売国女王セラフィーナは汚名を冠しているが、メガラニカ帝国との共栄路線は成功しつつある。不名誉極まる繁栄だが、今さら敗戦の結果をひっくり返す熱意はない。新たな貿易によって、莫大な利益が流れ込んできている。
一方、新女王を名乗り始めたヴィクトリカはバルカサロ王国に見捨てられ、暗殺されかけた過去がある。同盟関係は破綻し、東アルテナ王国は独自路線を進んでいる。落ち目のバルカサロ王国と結託するメリットは薄い。

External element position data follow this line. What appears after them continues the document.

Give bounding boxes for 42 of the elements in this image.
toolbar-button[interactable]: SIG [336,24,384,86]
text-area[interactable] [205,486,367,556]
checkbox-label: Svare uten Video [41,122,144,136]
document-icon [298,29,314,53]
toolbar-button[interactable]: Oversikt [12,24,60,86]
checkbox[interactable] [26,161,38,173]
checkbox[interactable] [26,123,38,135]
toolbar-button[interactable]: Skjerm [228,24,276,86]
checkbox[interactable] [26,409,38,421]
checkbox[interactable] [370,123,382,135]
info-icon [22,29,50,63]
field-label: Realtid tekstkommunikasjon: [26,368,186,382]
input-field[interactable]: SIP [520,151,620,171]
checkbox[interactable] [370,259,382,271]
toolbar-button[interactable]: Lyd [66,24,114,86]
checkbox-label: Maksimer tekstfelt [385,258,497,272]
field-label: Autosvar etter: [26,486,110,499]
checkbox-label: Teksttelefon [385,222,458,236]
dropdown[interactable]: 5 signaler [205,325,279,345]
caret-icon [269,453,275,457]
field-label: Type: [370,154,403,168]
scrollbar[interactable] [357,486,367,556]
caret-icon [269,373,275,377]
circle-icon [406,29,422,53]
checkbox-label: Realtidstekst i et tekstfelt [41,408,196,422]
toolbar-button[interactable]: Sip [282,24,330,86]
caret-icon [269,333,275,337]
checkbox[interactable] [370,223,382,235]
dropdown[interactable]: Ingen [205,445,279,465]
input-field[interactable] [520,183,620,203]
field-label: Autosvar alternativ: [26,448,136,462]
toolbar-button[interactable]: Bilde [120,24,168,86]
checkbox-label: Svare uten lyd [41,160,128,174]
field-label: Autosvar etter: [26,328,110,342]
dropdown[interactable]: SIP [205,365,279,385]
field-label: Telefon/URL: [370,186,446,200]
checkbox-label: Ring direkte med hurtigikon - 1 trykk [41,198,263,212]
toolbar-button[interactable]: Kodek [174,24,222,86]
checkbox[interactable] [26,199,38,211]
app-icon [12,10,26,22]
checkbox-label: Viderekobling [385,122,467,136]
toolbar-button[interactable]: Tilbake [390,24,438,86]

「ユイファン少将の見立てはどうなっていますか? 戦略分析であれば、彼女が一番信頼できる。戦争の天才です。産休は終わっているでしょう。ちゃんと働かせているのですよね?」
「もちろんだ。バルカサロ王国が攻めてきた場合、東アルテナ王国のヴィクトリカ女王は北部領土を捨てる。無人地帯の山地と荒れ地だ。犠牲を出してまで守る価値が低い」
「同意見です」
「我が国の保護下にある西アルテナ王国はそうもいかない。北部の土地を明け渡せば地政学的なリスクが高まる。⋯⋯それだけに留まらず、怒り狂った帝国臣民の世論が暴発する」
「僅かな寸土であろうと、征服地の失陥を人々は許容しないでしょう。アルテナ王国の東西分割統治は民衆受けが最悪でした」
「どこぞの文屋が民衆を煽ったおかげでな」
名指しは控えたが、帝都新聞という名前の文屋だ。
「ラヴァンドラ王妃は集めた購読料を戦費に充当してくれますよ」
「至れり尽くせりだな。⋯⋯死の商人どもめ。戦場で血を流すのは帝国軍だ」
「そこまで言うなら従軍記者の提案を受け入れればよかったでしょう。次の戦場に連れて行ってやってはどうです?」
「引率はご免被る。見世物になるつもりもない」
レオンハルトは苦々しい口調で吐き捨てた。